Ever wonder about your cat’s parentage, breed and potential health problems? A mail-in DNA test for cats promises to fill you in on the details.
Basepaws, a Los Angeles company, offers a kit not much different from the human mail-in DNA tests: You swab the inside of your cat’s mouth for a few seconds, secure it according to the provided instructions, and mail it to the company, which processes the results.
In four to six weeks you’re notified that your cat’s results are ready, and you’ll get a report with a breakdown of genetic identity, associated breeds and potential health issues to watch out for.
This presents a problem for me, of course. Buddy thinks he’s descended from a long line of legendary warrior felids. I took a regular Q-tip, made a big show of swabbing his cheek for his DNA, and told him I was mailing it away for analysis.
Then I cooked this up:
You’ll notice the results don’t come close to adding up to 100 percent. The company’s founder says that’s because the more people test their cats, the more accurate the results will be, with fewer unknowns as the overall database expands.
Each cat’s report is updated indefinitely as the company continues to test. Checking back over subsequent months and years will yield updated information on your cat, the company says.
All jokes aside, it would be interesting to find out more about the Budster’s background. All I know is that his mom was an indoor cat who wasn’t spayed. She went into heat, she got out, she came back and the rest is history.
Because he’s a big talker, I’ve always wondered if Bud might have a bit of Siamese or one of the other chattier breeds in him. His coat is pretty short, extremely soft and all grey/dark grey in a tabby pattern, except for a single white tuft on his chest.
Interestingly, most of his tabby stripes are unbroken, a trait usually seen in hybrid cats.
He’s comically incapable of certain things, but almost frighteningly intelligent in other respects, and he wears his emotions on his sleeve…er, paw? Maybe there really are secrets to unlock in his DNA.
Cat DNA analysis is in its infancy
On the downside, Basepaws DNA tests don’t come cheap — with two packages priced at $129 and $99 — and, as a review in Wired notes, cat ancestry reports are always going to be more vague than reports on human or dog DNA.

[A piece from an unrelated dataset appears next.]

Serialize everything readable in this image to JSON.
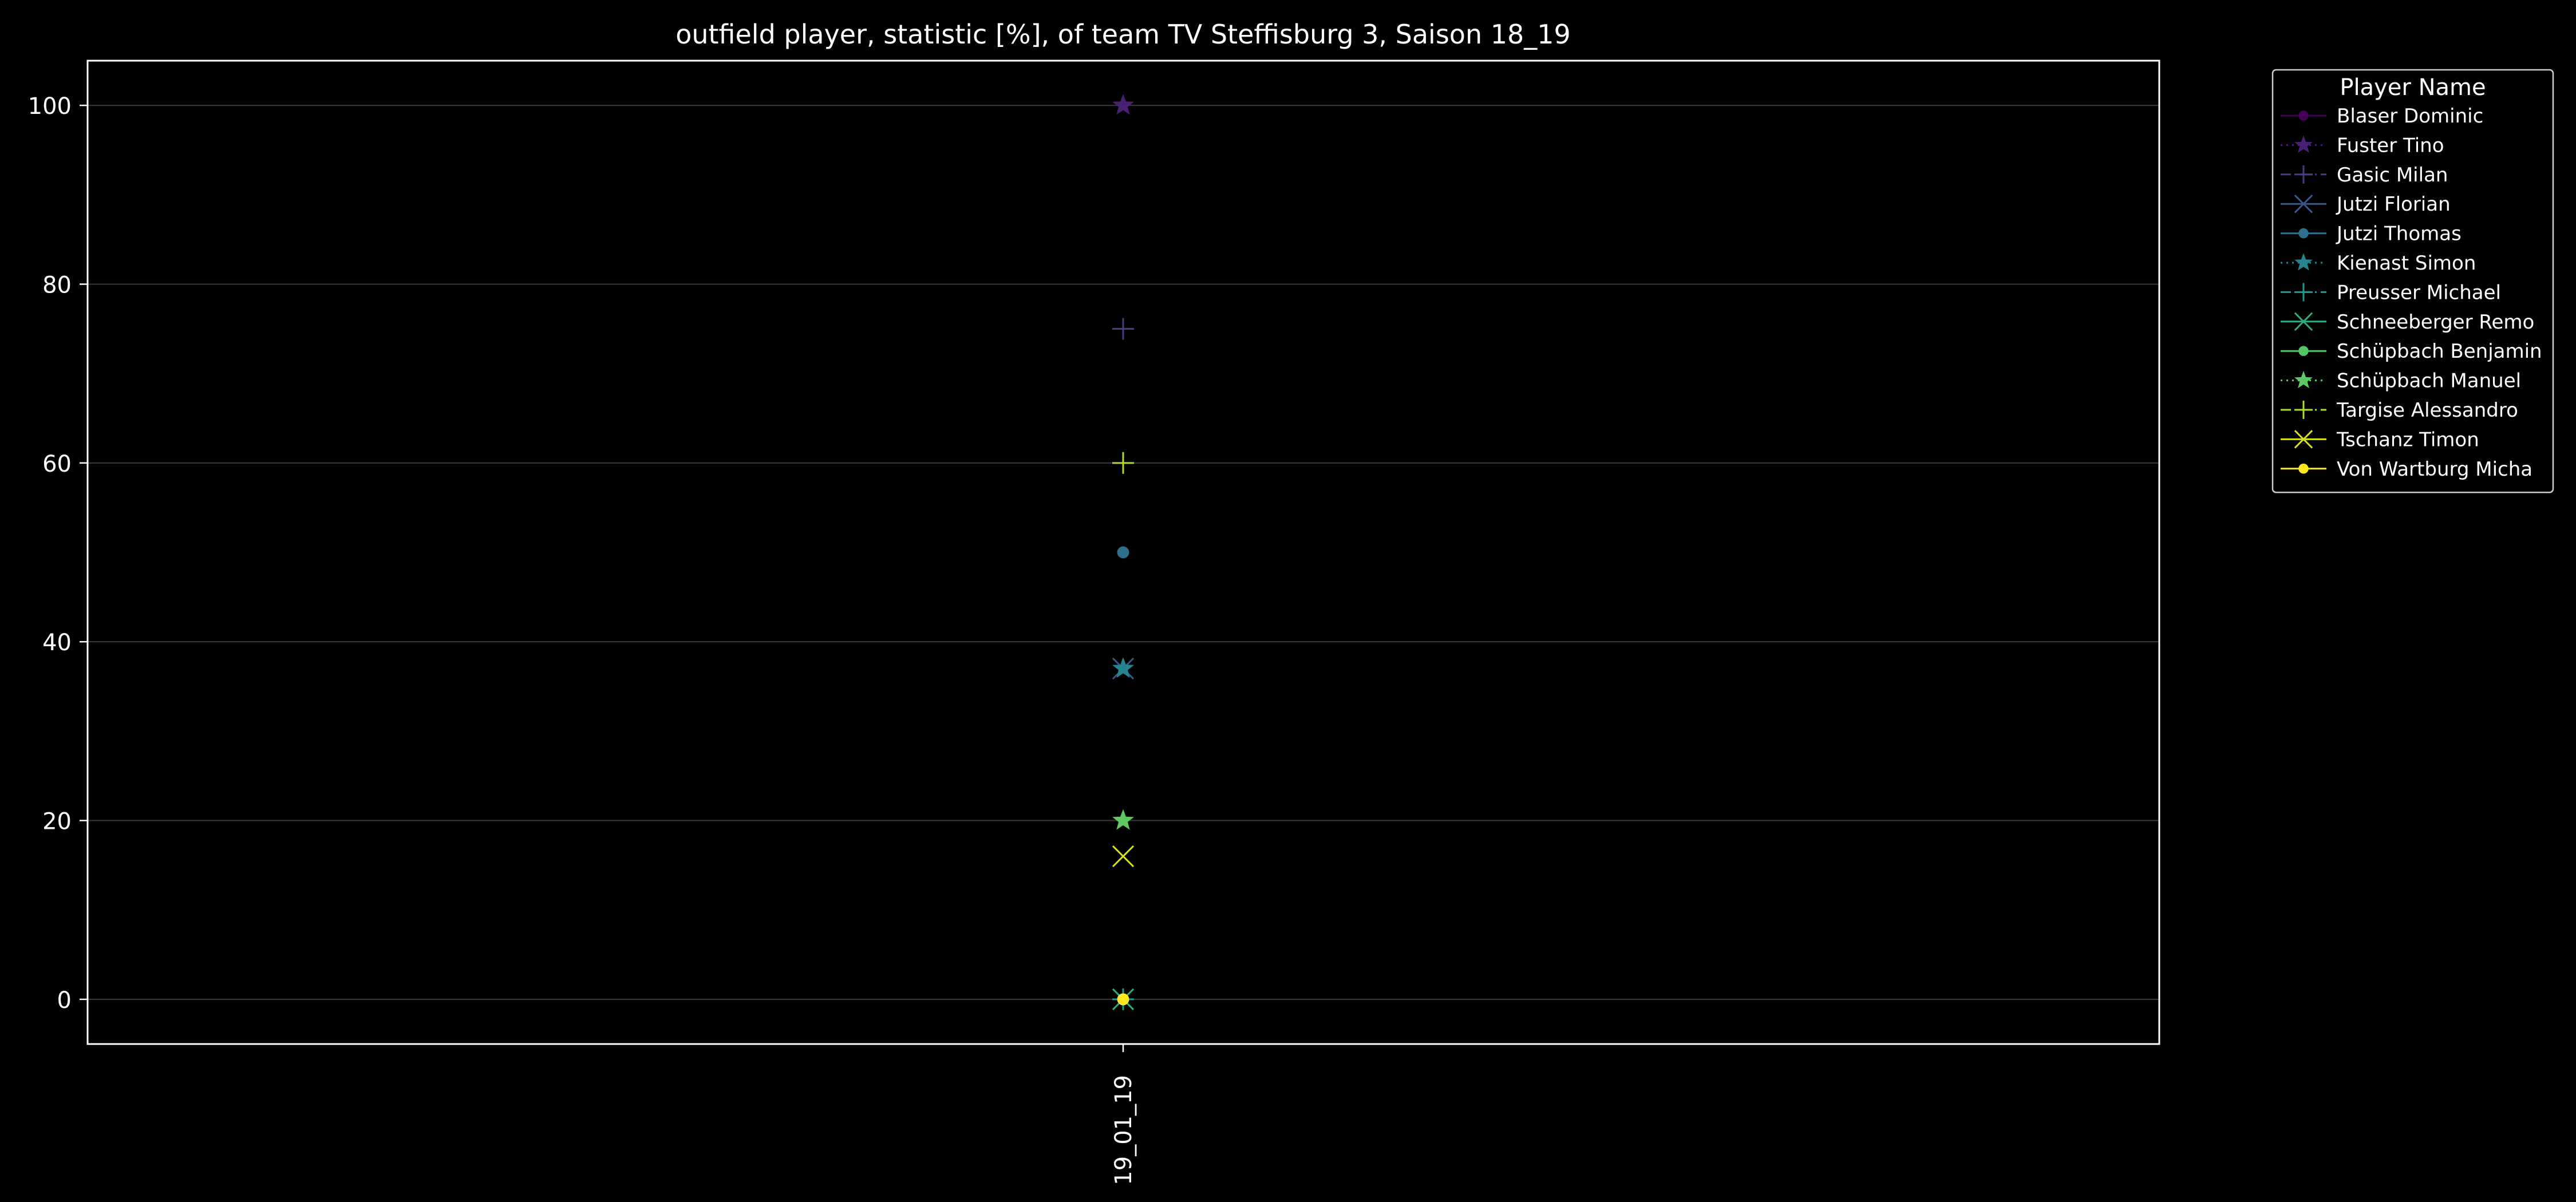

That’s because the practice of dog breeding is a lot older and more common than creating pedigree cat lines, and most cats are not a specific breed. Unlike dogs — whose roles range from hunting and shepherding to assisting the blind and pulling sleds — cats have always had one job, and occasionally two. Kill rodents and snuggle with their humans, cuddly killers that they are.
Historically humans haven’t felt a compelling need to interfere with cat procreation. The last century or so has been an exception, but breeds still represent a small minority of cats.
If you’ve had your cat’s DNA analyzed, we’d love to hear from you about your experience.
Now if you’ll excuse me, I’ve got to tell a certain Tiger-Manticore-Jaguar about his impressive felid lineage.